Using Books to Escape

[00:22:33] Miriam: Yeah, you write them the way you can and that’s what makes your work identifiable as being written by you, just like an artist paints their way and yeah. Yeah. What do you, what, what would you like to in your mind accomplish by writing these books?

[00:22:53] Paul: I’d say a couple of things. I write fiction. I would hope that it would be escapism. [00:23:00] That you’re going to read the book and you’re going to go, wow, that was a fun. You know, I enjoyed that ending. That was wow. I didn’t see that coming. So just simple escapism.

[00:23:12] I think at the same time though you know, I have a worldview and some of my characters share my worldview. And and so, you know, my worldview is, is Christ- centered. Now I don’t beat people over the head with that. At least I try not to, but I try to show real life characters that are very flawed. That are challenged by the, by their children, their spouse, their career, whatever bad thing happens to them that they’re not perfect. They’re not holier-than-thou, but how it is that they you know learn to trust through that process.

[00:23:49] So I I want people to enjoy the, the the escapism. But I might take a little liberties to just sort of show maybe what I feel about [00:24:00] something through my books. Yeah.

Find Paul’s Books

[00:24:01] Miriam: I love it. Why don’t you just share the titles and where people can get them? Yeah.

[00:24:06] Paul: So the first book is called Blood in the Low Country and the blood is because one, there is a murder, but two it’s about family and blood is family.

[00:24:15] And the second book, which just came out this year in May, is called Eli’s Redemption. And it is a bit of a sequel though. Again, it’s a standalone.

[00:24:25] . So my name is, is Paul Attaway and you can find them on you know, Amazon, the evil empire.
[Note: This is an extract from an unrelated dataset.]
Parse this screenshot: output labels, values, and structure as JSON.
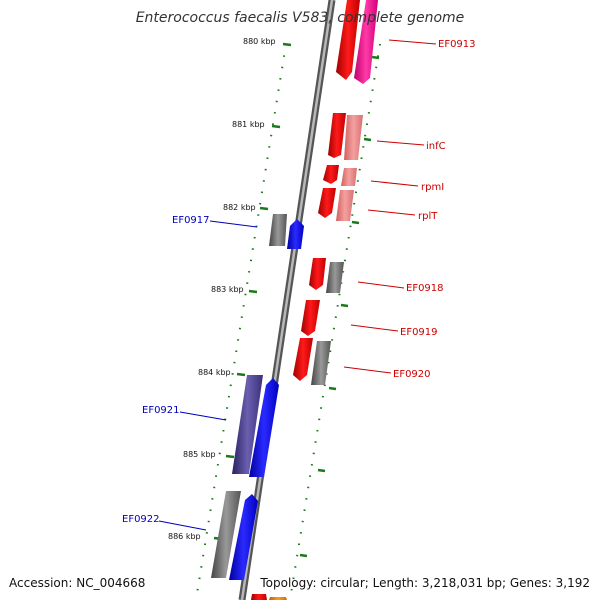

[00:24:32] And you can go to my website, Paul attaway.com. And then I’m on I’m on Instagram and Facebook

[00:24:38] Miriam: Very good. I appreciate the time and your wisdom. You gave some great practical tips and, you know,

[00:24:45] going along with that vein of story, I think I mentioned to you before we got on that. We like to do a gift in your name to a charity and you chose Mercy Ships and their story is remarkable as they have doctors and dentists and [00:25:00] physical therapists volunteering their time giving underserved people, surgeries for free.

[00:25:06] Yeah, that’s amazing. Thank you. Thank you for your choice with that and thank you for your time and what a joy to meet you.

[00:25:13] Paul: Well, thank you. I very much enjoyed it.